When "It Was Just Boys Walking" -- Dave Eggers' three-part nonfiction account of Valentino Deng (aka Dominic Arou), one of the "Lost Boys" of the Sudan -- first appeared in the successive March through May 2004 issues of The Believer, it may have felt to readers like a significant shift in direction for his work. And it was an overt shift -- but also one that had been gathering steam for some time.

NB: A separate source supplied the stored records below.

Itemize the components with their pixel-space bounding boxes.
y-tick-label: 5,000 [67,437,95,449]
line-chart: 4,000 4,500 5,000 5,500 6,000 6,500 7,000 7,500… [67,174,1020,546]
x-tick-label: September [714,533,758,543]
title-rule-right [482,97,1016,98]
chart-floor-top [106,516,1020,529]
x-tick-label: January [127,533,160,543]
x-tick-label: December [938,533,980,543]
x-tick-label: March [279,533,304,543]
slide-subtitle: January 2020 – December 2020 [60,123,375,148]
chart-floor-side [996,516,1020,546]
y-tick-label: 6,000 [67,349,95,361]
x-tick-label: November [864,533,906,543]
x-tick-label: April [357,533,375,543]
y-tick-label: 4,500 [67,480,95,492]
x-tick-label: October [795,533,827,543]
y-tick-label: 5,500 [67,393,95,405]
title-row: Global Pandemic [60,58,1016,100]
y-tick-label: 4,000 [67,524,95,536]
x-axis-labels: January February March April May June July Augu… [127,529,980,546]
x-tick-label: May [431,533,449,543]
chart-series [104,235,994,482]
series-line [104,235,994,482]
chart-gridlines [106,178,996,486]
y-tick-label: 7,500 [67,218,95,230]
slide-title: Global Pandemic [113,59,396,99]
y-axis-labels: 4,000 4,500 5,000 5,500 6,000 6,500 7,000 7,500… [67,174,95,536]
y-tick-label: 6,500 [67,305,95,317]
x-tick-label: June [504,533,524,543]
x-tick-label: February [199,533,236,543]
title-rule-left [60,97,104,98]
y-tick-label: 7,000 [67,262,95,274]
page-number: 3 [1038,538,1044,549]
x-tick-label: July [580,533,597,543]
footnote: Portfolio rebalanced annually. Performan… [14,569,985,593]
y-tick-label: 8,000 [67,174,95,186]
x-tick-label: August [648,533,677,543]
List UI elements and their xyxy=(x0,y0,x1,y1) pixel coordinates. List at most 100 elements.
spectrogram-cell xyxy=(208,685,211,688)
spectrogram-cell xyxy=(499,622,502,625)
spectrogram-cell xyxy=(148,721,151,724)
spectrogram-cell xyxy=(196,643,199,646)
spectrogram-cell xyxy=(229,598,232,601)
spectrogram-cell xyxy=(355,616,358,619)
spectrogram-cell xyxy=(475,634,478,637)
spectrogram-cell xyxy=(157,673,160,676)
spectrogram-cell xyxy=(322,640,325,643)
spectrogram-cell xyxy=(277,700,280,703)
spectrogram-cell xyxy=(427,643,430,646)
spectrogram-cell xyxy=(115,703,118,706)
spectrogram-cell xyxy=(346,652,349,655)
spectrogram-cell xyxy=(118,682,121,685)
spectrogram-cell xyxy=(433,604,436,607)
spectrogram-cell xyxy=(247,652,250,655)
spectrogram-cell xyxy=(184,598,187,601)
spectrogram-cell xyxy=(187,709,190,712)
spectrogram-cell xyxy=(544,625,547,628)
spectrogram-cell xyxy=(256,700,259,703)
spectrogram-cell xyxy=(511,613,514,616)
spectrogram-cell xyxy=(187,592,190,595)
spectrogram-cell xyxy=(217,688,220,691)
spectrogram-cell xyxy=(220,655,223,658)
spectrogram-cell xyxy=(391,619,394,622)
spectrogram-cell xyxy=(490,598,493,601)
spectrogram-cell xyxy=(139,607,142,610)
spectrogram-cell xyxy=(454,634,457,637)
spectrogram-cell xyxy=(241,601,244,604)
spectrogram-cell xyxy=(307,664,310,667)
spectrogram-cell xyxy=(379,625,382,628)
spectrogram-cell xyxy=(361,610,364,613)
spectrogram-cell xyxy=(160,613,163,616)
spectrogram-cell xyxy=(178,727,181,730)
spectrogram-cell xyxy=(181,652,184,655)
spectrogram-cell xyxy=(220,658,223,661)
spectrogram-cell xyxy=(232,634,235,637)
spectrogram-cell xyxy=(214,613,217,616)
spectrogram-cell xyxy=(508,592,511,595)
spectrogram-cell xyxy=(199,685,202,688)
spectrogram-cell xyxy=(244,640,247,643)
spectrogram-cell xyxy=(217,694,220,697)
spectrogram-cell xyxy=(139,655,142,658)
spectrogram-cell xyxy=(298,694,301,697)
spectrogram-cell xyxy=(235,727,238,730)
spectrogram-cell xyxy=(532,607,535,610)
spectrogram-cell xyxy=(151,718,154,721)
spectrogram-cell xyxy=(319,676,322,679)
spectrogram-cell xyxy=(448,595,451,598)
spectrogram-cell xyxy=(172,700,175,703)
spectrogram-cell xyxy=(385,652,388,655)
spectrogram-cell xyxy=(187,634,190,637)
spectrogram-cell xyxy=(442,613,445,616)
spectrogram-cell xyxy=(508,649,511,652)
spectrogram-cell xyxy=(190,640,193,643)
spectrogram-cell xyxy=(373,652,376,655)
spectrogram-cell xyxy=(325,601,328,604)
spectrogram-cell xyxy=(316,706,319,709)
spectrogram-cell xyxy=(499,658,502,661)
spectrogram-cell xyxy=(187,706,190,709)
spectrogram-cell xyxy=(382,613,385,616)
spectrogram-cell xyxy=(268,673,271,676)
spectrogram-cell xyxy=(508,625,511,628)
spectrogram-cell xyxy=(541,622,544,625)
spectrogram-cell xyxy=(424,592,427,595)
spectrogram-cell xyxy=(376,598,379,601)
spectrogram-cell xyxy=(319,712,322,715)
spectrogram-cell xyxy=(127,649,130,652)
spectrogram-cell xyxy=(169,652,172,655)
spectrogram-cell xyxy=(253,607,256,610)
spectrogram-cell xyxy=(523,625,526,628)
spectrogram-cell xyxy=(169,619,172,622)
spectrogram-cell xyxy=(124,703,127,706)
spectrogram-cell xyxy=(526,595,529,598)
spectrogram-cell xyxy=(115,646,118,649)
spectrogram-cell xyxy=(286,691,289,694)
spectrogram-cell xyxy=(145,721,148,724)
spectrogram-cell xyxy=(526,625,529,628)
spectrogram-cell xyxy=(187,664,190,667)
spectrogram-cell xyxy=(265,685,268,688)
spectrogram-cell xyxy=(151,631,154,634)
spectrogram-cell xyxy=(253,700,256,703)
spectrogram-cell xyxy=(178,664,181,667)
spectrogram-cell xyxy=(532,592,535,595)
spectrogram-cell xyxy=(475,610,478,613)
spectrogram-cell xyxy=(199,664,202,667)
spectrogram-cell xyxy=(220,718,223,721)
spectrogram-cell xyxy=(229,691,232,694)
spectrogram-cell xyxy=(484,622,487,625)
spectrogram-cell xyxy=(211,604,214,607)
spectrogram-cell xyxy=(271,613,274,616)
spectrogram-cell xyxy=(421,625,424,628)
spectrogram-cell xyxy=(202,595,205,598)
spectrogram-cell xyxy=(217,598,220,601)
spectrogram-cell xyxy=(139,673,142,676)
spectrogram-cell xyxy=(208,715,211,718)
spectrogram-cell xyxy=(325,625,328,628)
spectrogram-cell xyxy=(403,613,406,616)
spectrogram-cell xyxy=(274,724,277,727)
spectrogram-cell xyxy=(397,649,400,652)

Field reportage  had long been an element of the publications that Eggers edited or published, not least in The Believer itself. Although much of the popular conception of The Believer understandably focuses on its arts writing and long-form interviews, it's always had a strong element of reportage and political writing too.  The April issue that ran Eggers' second installment also included reports by Joshua Bearman and Stephen Elliot from the primaries in Iowa and Wisconsin. Even Issue 1 of the magazine, in March 2003, featured Marc Herman -- who also contributed some of the most cutting political field reporting to Might magazine -- turning in a sharp critique on how the antiwar protests that spring might have proved to be "more about voicing opposition for the record than actually affecting the chances for a war."

But "It Was Just Boys Walking" represented a new commitment to that form by Eggers himself in his work. It's written very much in the vein of modern longform journalism: a sharply described opening in a deafeningly loud cargo plane, followed by a section of back-story about the Sudan exodus, and then a journey back into Sudan with a nominally first-person reportorial presence. Like a John McPhee piece, you don't really learn anything about Eggers himself through that first-person -- he's really more of a stand-in for the inquiring reader.

The first and third installments are essentially straight-up "New New Journalism" -- something that would be perfectly at home in the New Yorker.  The second installment, curiously, is an oral history by Deng -- also a well-established form itself, and one that we'll soon see taking particular significance here in the McSweeney's subsequent Voice of Witness publications.

What's structurally interesting about this piece, though, is that Eggers inserted an oral history squarely into the middle of a modern longform journalistic narrative -- a unusual merging of two forms that are in themselves now fairly conventional.  It's a combination that takes advantage of the cycle of a monthly magazine, and of the now rarely-used installment structure. The two forms and POVs don't really clash, because you're reading each them a month apart from each other -- and they give a fascinating pair of perspectives on the story.